Friday, February 5, 2010

Marks Reflective Essay


The Mexican Revolution and the series of Mexican civil wars that followed pushed many Mexicans to flee to the United States. Many U.S. farm owners recruited Mexicans and Mexican Americans because they believed that these desperate workers would tolerate living conditions that workers of other races would not. Mexican and Mexican Americans live in temporary seasonal work camps so they can move from farm to farm in search of work. Some camps had little tents and somewhere had shacks with the roofs and walls patched together with many different materials. Mexican American and Mexican farm workers lived in very poor conditions as they sought farm work in the United States earlier in the 1900’s. Mexican and Mexican American workers often earned more in the United States than they could in Mexico's civil war economy, although farmers paid Mexican and Mexican American workers significantly less than white American workers. By the 1920s, at least three quarters of California's 200,000 farm workers were Mexican or Mexican American.

As the rapid shift of Mexico’s working population started growing, the first labor agreement between Mexico and the United States formed that requires that all U.S. farm workers are being guaranteed the proper wages and work schedules.
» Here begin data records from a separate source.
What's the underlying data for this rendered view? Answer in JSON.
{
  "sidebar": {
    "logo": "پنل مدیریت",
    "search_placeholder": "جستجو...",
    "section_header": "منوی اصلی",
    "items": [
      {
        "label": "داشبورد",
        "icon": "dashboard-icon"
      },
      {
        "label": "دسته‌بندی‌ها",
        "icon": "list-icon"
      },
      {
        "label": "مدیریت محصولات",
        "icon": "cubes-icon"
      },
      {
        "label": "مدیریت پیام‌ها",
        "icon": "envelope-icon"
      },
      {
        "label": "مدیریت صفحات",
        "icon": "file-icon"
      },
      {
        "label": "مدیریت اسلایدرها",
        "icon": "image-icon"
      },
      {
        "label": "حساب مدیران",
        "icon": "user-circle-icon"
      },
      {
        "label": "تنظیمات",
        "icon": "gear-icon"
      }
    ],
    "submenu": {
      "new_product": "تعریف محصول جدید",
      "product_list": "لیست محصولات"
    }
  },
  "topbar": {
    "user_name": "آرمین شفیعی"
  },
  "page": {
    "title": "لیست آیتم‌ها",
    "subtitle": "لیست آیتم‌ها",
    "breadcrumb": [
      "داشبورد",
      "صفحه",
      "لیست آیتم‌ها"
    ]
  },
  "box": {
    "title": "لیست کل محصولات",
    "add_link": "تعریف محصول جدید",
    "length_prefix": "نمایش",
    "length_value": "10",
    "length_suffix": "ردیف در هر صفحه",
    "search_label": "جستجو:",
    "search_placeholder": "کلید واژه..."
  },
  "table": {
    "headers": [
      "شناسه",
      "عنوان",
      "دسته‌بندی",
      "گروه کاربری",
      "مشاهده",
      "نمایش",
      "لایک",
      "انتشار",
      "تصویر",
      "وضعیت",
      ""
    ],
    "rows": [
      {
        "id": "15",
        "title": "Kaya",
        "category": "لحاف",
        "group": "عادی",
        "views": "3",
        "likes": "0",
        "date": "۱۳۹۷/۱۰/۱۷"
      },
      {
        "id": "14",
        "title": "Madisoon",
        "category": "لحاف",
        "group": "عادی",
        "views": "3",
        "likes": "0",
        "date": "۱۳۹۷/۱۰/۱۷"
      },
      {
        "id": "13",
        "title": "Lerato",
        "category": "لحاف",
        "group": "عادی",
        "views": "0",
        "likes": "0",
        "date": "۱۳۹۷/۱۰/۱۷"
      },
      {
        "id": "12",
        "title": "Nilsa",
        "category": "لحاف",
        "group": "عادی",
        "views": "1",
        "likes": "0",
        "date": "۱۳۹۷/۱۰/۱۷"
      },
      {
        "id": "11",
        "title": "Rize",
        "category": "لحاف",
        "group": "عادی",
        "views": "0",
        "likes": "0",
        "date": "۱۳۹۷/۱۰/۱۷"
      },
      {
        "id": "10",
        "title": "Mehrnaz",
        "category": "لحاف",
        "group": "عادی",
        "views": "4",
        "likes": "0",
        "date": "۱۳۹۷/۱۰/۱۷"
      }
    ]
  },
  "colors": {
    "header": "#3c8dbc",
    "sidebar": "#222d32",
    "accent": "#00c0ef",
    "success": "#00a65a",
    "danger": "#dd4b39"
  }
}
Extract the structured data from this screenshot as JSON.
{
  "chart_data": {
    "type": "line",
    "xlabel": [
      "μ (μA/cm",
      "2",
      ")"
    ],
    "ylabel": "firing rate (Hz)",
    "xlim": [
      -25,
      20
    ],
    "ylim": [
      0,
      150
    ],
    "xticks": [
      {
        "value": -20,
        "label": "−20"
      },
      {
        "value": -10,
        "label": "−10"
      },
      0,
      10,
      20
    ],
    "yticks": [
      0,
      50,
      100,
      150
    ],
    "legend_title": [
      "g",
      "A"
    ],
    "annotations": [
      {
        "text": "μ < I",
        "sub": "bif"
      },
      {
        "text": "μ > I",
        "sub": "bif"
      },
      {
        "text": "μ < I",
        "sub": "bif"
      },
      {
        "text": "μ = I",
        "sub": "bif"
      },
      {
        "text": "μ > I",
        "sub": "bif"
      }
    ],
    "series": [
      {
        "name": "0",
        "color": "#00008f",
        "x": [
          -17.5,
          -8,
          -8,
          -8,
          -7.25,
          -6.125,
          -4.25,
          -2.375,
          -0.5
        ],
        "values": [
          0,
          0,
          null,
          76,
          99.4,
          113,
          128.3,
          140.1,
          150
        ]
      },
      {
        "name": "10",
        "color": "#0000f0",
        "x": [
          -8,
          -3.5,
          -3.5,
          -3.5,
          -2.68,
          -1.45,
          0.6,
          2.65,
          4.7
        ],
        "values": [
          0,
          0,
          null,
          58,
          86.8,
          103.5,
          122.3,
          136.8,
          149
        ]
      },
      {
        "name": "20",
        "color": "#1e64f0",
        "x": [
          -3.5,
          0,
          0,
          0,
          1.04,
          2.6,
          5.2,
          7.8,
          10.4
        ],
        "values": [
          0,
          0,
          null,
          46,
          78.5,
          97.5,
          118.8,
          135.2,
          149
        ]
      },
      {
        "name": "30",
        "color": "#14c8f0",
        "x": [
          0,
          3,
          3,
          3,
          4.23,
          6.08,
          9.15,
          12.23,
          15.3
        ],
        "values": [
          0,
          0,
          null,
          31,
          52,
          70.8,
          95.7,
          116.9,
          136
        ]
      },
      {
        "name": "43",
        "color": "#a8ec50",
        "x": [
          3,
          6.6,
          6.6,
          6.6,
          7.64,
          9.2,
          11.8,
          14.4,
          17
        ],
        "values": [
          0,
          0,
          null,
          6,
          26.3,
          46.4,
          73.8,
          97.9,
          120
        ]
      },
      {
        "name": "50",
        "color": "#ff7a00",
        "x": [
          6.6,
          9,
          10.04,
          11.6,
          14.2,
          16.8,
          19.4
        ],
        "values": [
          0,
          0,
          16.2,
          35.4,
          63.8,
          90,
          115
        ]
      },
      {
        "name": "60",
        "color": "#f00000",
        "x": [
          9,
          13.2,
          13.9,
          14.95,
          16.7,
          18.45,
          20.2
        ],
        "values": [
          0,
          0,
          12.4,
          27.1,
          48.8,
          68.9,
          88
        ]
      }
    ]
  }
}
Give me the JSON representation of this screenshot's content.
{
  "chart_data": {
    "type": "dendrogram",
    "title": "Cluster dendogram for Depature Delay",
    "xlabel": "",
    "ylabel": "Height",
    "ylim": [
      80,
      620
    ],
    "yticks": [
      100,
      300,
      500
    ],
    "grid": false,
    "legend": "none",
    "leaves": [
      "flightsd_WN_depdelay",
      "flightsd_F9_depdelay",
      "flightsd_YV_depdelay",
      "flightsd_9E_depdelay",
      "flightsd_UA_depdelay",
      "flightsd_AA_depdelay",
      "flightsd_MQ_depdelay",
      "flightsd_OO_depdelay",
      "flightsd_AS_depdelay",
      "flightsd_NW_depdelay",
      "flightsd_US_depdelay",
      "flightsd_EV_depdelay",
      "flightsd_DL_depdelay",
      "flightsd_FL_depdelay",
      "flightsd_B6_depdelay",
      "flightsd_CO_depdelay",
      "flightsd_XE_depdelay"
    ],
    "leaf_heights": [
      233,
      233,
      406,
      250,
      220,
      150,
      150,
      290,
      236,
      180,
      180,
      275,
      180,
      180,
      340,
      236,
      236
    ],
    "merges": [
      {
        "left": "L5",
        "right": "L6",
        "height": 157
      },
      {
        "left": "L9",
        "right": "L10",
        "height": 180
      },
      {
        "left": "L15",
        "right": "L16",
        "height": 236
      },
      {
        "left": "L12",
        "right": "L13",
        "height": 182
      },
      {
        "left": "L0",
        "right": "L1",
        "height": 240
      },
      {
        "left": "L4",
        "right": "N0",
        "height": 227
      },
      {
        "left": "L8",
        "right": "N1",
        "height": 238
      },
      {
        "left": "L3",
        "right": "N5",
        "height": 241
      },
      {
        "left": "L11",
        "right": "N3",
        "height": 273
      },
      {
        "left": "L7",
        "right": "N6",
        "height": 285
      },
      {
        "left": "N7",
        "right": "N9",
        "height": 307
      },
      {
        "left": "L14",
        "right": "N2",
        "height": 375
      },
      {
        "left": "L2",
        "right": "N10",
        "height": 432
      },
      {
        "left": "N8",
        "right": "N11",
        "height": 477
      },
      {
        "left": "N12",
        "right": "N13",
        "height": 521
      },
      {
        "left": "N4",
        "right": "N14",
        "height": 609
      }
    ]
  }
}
America in return asked that border of Mexico and the U.S. was enforced and that all immigrants had the proper work contracts.

Now in the one of the worst recessions in American history so far Mexican Americans are strong targets for discrimination and deportation. In California white government officials are claiming that Mexican immigrants and Mexican Americans are the majority of their unemployment. White trade unions are also claiming that Mexican and Mexican Americans are taking jobs that belong to only white men. While this was going on wages were dropping due to the new white refugee labor, established Mexican and Mexican American farm workers had became a threat by banding together, often with other non-whites, and organizing strikes to protest lowered wages and worsening living conditions. Agriculture in the United States is being crippled due to the ongoing Dust Bowl. The farm owners have a chance to profit immensely from the supply of cheap labor, but not if these protests succeeded.

Local governments responded to white farm owner pressure and implemented "repatriation" plans to send Mexican immigrants back to Mexico in busloads. Many Mexican Americans were also sent out of the United States under these programs, there being no differentiation between Mexicans and Mexican American U.S. citizens. So far there has been an estimate of 500,000 legal Mexican’s that have been sent back into Mexico some just because they can not find they’re legal papers stating that they are U.S. citizens.

I think everything that is happening to these American citizens is an out rage. “Why are so many Mexican Americans being sent to Mexico?” This is a question that I feel the American government should ask them self’s but do they really even care?